Description
Unless I'm missing something, when bundling for Node.js it appears as though one has to use --external
for every external module imported, even if those are packages that the compiled bundle could otherwise require
/import
at run-time.
Without using externals
our bundled files end up being in the hundreds of megabytes vs 400k when everything is properly externalized.
So in Makefile
I'm doing something like this:
--external-files := fs zlib uuid commander source-map-support sanitize-filename date-fns pako
--externals := $(--external-files:%=--external:%)
ESBUILD := ./node_modules/.bin/esbuild --platform=node --bundle $(--externals)
This is leading to problems when we add/remove packages and their references i.e. additional overhead and developer cycles remembering/identifying/fixing this step.
I've toyed with using e.g. jq
to read the packages.json
or an ESBuild plugin, etc., but it feels like the responsibility for this is probably with the bundler proper.
I think what is desirable for this proposed option would be if ESBuild treated every package in node_modules/
as an external (or perhaps alternatively, everything in package.json
).
This is not a blocker, and there's probably something more general here that would work (e.g. an "--external-path
" that matches a glob against the file-system path), but in any case I hope it's something easy/fun.
Activity
remorses commentedon Dec 28, 2020
I made a plugin to use the
resolve
package to resolve packages and add more customization options, to make node modules external you can do thisYou can find other plugins here
evanw commentedon Dec 29, 2020
I'm intending for plugins to be used to solve custom use cases like this one instead of having this behavior built in. I'm going to close this since the original poster gave a 👍 on the previous post about using a plugin.
FWIW you don't even need to resolve the path to do this assuming all non-node_modules paths are relative or absolute paths, which is the case for node's module resolution algorithm. Something like this might be sufficient:
brianmhunt commentedon Dec 30, 2020
@evanw This is probably a sane delineation for what should be in esbuild.
I added a thumbs-up on the plugins comment because plugins may solve the problem for others and the 👍 would draw attention to it for future readers, but for myself we're trying to stick to the command-line for now (until we have the cycles to dedicate to adding esbuild to our golang server).
In the interim we're using
jq
for something like this in ourMakefile
:If a glob were available for esbuild we'd probably use it, but as you can see we've worked around it and there are plugins so unless it's trivial there are probably better problems to dedicate time to.
meteorlxy commentedon Jan 22, 2021
@evanw Seems that currently we cannot use plugins in synchronous API calls, so the solution above is limited.
OnurGvnc commentedon May 10, 2021
https://github.com/egoist/tsup/blob/master/src/esbuild/external.ts
rattrayalex commentedon Oct 18, 2021
FWIW, this issue caused me not to use esbuild. When I ran into this in a node context and saw that "The plugin API is new and still experimental" and doesn't seem to be something I can run from the command line, I gave up on using esbuild for compiling my TS Node project – esbuild went from "plug & play" to "takes some work to setup".
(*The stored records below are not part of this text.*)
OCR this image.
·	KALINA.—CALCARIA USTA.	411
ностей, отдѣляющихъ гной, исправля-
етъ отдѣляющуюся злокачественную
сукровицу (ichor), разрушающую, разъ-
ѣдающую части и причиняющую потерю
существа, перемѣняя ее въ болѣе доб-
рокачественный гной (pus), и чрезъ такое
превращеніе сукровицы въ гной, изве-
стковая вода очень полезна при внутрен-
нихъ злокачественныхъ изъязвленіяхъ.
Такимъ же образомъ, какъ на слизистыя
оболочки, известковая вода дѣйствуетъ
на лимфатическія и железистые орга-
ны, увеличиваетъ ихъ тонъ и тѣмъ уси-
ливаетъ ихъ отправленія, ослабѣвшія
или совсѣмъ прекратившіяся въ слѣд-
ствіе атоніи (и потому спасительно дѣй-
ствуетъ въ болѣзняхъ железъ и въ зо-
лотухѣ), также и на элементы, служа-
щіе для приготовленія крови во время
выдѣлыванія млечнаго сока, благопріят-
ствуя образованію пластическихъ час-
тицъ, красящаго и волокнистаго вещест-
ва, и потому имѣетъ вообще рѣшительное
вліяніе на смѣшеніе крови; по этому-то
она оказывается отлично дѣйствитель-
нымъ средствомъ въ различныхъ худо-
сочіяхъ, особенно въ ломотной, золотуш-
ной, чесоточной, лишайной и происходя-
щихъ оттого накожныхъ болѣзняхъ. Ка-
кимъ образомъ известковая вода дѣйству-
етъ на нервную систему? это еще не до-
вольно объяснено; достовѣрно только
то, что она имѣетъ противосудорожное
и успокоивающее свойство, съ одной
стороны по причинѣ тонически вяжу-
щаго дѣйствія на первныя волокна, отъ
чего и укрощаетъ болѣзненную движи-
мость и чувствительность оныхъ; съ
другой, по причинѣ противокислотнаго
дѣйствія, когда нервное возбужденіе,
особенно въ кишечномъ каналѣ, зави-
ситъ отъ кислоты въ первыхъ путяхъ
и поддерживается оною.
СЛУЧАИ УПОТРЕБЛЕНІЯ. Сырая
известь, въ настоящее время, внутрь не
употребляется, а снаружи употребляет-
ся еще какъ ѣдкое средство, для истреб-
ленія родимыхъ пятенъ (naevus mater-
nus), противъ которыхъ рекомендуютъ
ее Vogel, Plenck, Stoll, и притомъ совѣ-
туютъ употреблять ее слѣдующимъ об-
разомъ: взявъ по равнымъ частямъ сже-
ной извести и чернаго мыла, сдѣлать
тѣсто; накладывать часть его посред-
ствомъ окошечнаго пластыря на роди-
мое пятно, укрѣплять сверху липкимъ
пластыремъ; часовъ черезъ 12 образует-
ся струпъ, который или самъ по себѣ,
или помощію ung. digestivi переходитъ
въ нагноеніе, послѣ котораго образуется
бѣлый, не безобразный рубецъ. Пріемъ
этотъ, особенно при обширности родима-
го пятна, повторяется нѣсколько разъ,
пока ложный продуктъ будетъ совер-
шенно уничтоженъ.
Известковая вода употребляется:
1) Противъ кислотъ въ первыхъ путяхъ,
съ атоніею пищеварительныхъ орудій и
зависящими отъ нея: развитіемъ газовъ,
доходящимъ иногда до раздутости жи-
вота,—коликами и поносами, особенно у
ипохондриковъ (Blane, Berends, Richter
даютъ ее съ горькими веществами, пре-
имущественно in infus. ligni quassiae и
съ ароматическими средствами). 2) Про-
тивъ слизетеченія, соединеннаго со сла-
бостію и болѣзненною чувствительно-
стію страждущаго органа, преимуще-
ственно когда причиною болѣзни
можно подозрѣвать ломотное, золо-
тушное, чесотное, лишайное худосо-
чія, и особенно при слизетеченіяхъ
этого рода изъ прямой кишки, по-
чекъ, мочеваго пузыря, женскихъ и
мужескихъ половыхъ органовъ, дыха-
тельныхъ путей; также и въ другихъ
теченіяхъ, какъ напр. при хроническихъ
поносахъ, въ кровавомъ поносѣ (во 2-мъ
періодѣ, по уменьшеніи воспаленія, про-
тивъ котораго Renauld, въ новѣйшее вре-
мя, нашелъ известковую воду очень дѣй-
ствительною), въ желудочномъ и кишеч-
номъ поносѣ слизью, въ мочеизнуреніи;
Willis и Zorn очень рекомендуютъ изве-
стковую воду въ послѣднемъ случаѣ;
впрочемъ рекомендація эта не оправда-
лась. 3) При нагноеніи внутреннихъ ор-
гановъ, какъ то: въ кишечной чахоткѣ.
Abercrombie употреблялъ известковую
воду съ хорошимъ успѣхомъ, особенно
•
Just sharing in case it's helpful feedback – I'm not frustrated and it may make sense for this to not be in core (though I do have a hard time understanding why
node_modules
aren't handled out of the box). I'm sure I could use esbuild if I really wanted to.eric-burel commentedon Jan 7, 2022
Hi guys, I am trying to get a better grasp at building, but basically when I am bundling some TS code for Node (eg React components that should render server side), I'd expect this to be the default. I am still not sure what to do with the answers here.
jpike88 commentedon Jan 11, 2022
This isn't some edge case, it's the only sane way to build a node.js project by default. If esbuild supports the 'node' platform, which marks internal node libs as 'external', it goes to reason that node_modules should be a part of that configuration. Having to pick competing plugins just to keep node_modules separate from my bundle is a clear shortcoming of esbuild, and is causing me to consider using something else.
jpike88 commentedon Jan 12, 2022
After much pain I can't go vanilla esbuild, it's just not mature enough for bundling nodejs applications. moving to vite.
hardfist commentedon Jan 12, 2022
of course not, It's much sane to bundle node_module, which could reduce cold start time and save lots of node_modules space for user
jpike88 commentedon Jan 12, 2022
How is it saving node_modules space, if you need to have a copy of node_modules present in order to build it in the first place? What about when you're deploying to a server environment that's got a different OS, architecture to your own? What about when you don't want to blow up your deployment package to 80mb when it could just be < 2mb, so it's easily to open and inspect directly if needed? Esbuild doesn't even do vendor bundle splitting yet, so at least I can separate all the junk from my actual code.
I have been developing in nodejs for over 8 years, and not once has the desire to slam my entire node_modules dir into our app bundle ever made sense. Esbuild should account for such a common use case, and it doesn't.